Jose Parla : Plaies et Traces (VOST) par Mediapart

Saturation de langages et d’écritures cryptées et métissées, matière urbaine détériorée, politique, traces, spectres, absence : José Parla prolonge en peinture les mots et les maux qui lacèrent les murs des rues, cherchant « du sens dans les ruines des villes », de Miami à NYC en passant par Cuba. Quatrième volet d’une série de reportages vidéo sur les artistes et NYC.

Les murs parlent, l’artiste José Parlá rend leurs paroles picturales. Accumulation et superpositions d’écritures complexes, zones de saturation et de vide, répétition et destruction, brutalité et fragilité de la matière (gesso teinté, peinture, lambeaux de papiers déchirés) : Parlá réplique en atelier ce qui se joue nuit et jour dans la matière brute de la rue. Protection, enfermement, séparation, lamentations, signatures, messages d’amour, de haine, publicités, propagandes, ruines : à chaque société ses murs et leurs charges politique et sociale. « Qui laisse une trace laisse une plaie », écrivait Henri Michaud. Alors José Parlá fait siennes ces traces et ces plaies du monde dans des peintures à la frontière du réalisme et de l’abstraction. Entretien vidéo en action, entre Downtown et Brooklyn.

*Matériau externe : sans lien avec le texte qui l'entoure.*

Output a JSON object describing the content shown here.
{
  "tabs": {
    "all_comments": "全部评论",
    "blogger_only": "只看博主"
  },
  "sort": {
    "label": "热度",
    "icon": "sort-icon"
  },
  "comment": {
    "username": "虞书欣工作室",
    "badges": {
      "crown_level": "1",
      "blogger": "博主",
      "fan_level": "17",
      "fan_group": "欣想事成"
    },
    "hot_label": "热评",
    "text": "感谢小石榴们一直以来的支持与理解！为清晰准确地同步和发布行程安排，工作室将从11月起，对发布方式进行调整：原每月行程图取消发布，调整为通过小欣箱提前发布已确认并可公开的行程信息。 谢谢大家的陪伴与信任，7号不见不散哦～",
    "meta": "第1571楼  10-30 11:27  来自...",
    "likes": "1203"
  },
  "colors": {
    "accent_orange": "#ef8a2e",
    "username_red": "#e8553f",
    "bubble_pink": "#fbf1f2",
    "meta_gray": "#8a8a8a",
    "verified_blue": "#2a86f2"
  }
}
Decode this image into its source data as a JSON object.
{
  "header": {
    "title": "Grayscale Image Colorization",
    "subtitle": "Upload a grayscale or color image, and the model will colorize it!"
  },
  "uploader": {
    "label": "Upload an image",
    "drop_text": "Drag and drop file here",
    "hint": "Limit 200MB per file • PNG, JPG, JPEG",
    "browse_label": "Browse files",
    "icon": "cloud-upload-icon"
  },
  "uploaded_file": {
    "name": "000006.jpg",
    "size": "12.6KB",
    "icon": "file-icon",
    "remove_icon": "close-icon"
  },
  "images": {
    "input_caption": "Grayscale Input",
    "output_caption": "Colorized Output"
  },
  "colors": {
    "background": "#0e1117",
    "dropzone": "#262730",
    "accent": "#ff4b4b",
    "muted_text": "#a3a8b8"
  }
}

« Si la ville était un corps, le graffiti nous montrerait où il est blessé », nous confiait Chaz Bojorquez, artiste qui a amené le Cholo, art obscur des gangs chicanos de L.A au musée. Si José Parlá réfute le terme “graffiti”, préférant le terme originel “writing” (écriture), il prolonge en pigments les maux et les mots qui lacèrent le tissu urbain des villes. Ses écrits-peints sont exécutés la plupart du temps en “one line” (d’un seul trait), en mouvements hors-cadre et en courbes dynamiques liées à la force et l’équilibre du corps, vestiges de son passé à peindre dans la rue. Anglais, cubain, slang… Parlá – artiste cubano-américain né en 1973 – fait rimer des langages métissés, recomposés, cassés, tiraillés, qui manipulent et renouvellent nos futures langues mortes. Alors ces peintures aux phonétiques et aux typographies cryptées agissent comme des fragments de mémoires que l’on pourra recomposer aléatoirement, plus tard.

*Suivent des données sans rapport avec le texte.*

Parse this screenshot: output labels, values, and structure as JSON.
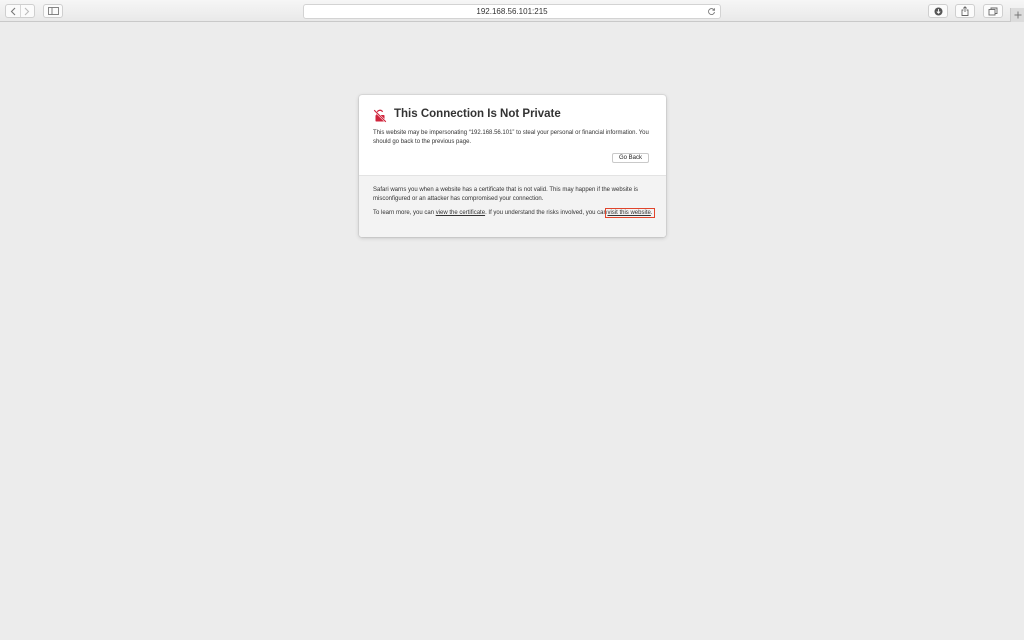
{
  "browser": {
    "url": "192.168.56.101:215",
    "icons": {
      "back": "chevron-left-icon",
      "forward": "chevron-right-icon",
      "sidebar": "sidebar-icon",
      "reload": "reload-icon",
      "downloads": "download-icon",
      "share": "share-icon",
      "tabs": "tabs-overview-icon",
      "new_tab": "plus-icon"
    }
  },
  "warning": {
    "title": "This Connection Is Not Private",
    "description": "This website may be impersonating “192.168.56.101” to steal your personal or financial information. You should go back to the previous page.",
    "go_back_label": "Go Back",
    "info": "Safari warns you when a website has a certificate that is not valid. This may happen if the website is misconfigured or an attacker has compromised your connection.",
    "learn_prefix": "To learn more, you can ",
    "view_certificate_link": "view the certificate",
    "learn_middle": ". If you understand the risks involved, you can ",
    "visit_website_link": "visit this website",
    "learn_suffix": ".",
    "icon": "broken-lock-icon",
    "icon_color": "#d0243c",
    "highlight_color": "#e0442b"
  }
}
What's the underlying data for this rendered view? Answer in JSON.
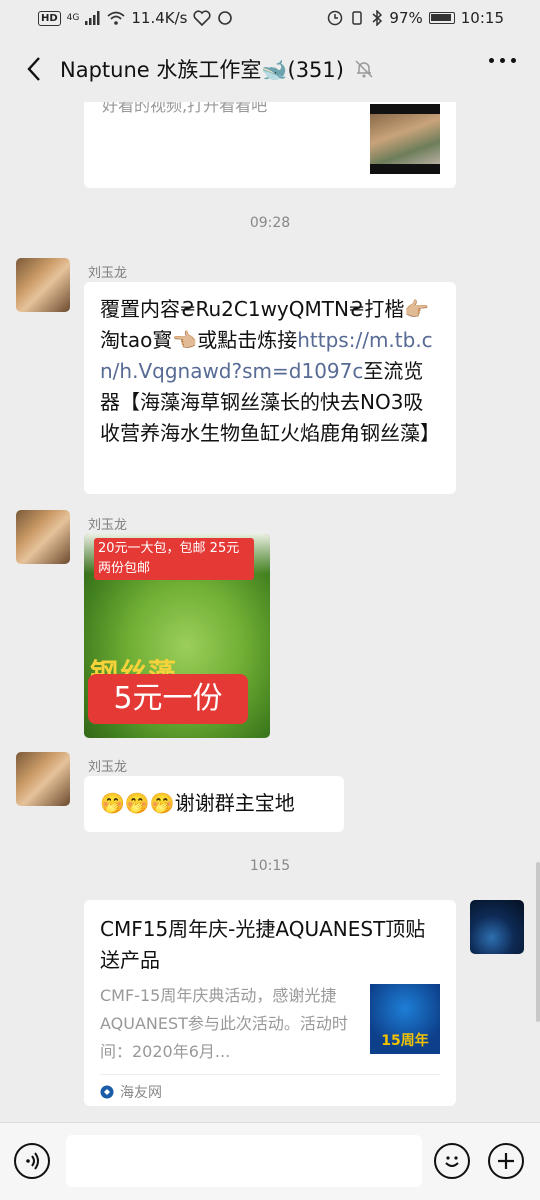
{
  "status_bar": {
    "left_badge": "HD",
    "network": "4G",
    "speed": "11.4K/s",
    "battery": "97%",
    "time": "10:15"
  },
  "header": {
    "title": "Naptune 水族工作室🐋(351)"
  },
  "messages": {
    "top_card": {
      "text": "好看的视频,打开看看吧"
    },
    "time1": "09:28",
    "msg1": {
      "sender": "刘玉龙",
      "part1": "覆置内容₴Ru2C1wyQMTN₴打楷👉🏼淘tao寳👈🏼或點击炼接",
      "link": "https://m.tb.cn/h.Vqgnawd?sm=d1097c",
      "part2": "至流览器【海藻海草钢丝藻长的快去NO3吸收营养海水生物鱼缸火焰鹿角钢丝藻】"
    },
    "msg2": {
      "sender": "刘玉龙",
      "img_top": "20元一大包，包邮 25元两份包邮",
      "img_title": "钢丝藻",
      "img_price": "5元一份"
    },
    "msg3": {
      "sender": "刘玉龙",
      "text": "🤭🤭🤭谢谢群主宝地"
    },
    "time2": "10:15",
    "msg4": {
      "card_title": "CMF15周年庆-光捷AQUANEST顶贴送产品",
      "card_desc": "CMF-15周年庆典活动，感谢光捷AQUANEST参与此次活动。活动时间：2020年6月...",
      "thumb_text": "15周年",
      "source": "海友网"
    }
  },
  "colors": {
    "bg": "#ededed",
    "link": "#576b95",
    "red": "#e53935"
  }
}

Sauvé in extremis d’un passé en crise qui le destinait à vivre dans la rue, José Parlá a intégré le Savannah College of Art and Design (Géorgie, USA) puis The New World School of the Arts (Miami, USA). Son apprentissage est marqué par quatre peintres qui ont ouverts des pistes de réflexion aux artistes urbains qui souhaitaient amener leur art en atelier et dans les musées, ne voulant pas être enfermés dehors. « Ce qui m’intéressait, c’était de ramener l’écriture et le langage sur la toile, travailler les couleurs et les émotions en peinture. Cy Twombly l’a fait avec ses écritures linéaires et poétiques. Phase 2 a amené la 3D de la lettre avec ses master pièces, c’était un maître pour beaucoup de gens, Basquiat peignait Samo, mais il était aussi impregné de l’histoire de l’art. J’ai découvert le travail de Cy Twombly quand j’étais étudiant en école d’art, je faisais très bien les natures mortes et autres exercices classiques, mais je voulais amener dans mon travail sur toile ce que je faisais dans la rue, ce qui se passait dehors, dans la ville. Faire des peintures qui ressemblent à des choses détériorées, en intégrant aussi dans mon travail le style d’autres writers. Mon professeur n’appréciait pas ce que je faisais, il considérait que ça n’avait rien à voir avec de l’art, jusqu’au jour où j’ai découvert un livre de Rauschenberg avec des photos d’un atelier qu’il partageait avec Twombly. Il y avait leurs peintures, en noir et blanc, comme des palimpsestes. En approfondissant, je suis tombé sur les œuvres de Brassaï, Antoni Tàpies, Mimmo Rotella, Jean Dubuffet, Aaron Siskind… et je suis allé régler mes comptes avec mon professeur en lui demandant pourquoi il ne m’avait pas enseigné ces artistes plutôt que de rejeter mon travail. »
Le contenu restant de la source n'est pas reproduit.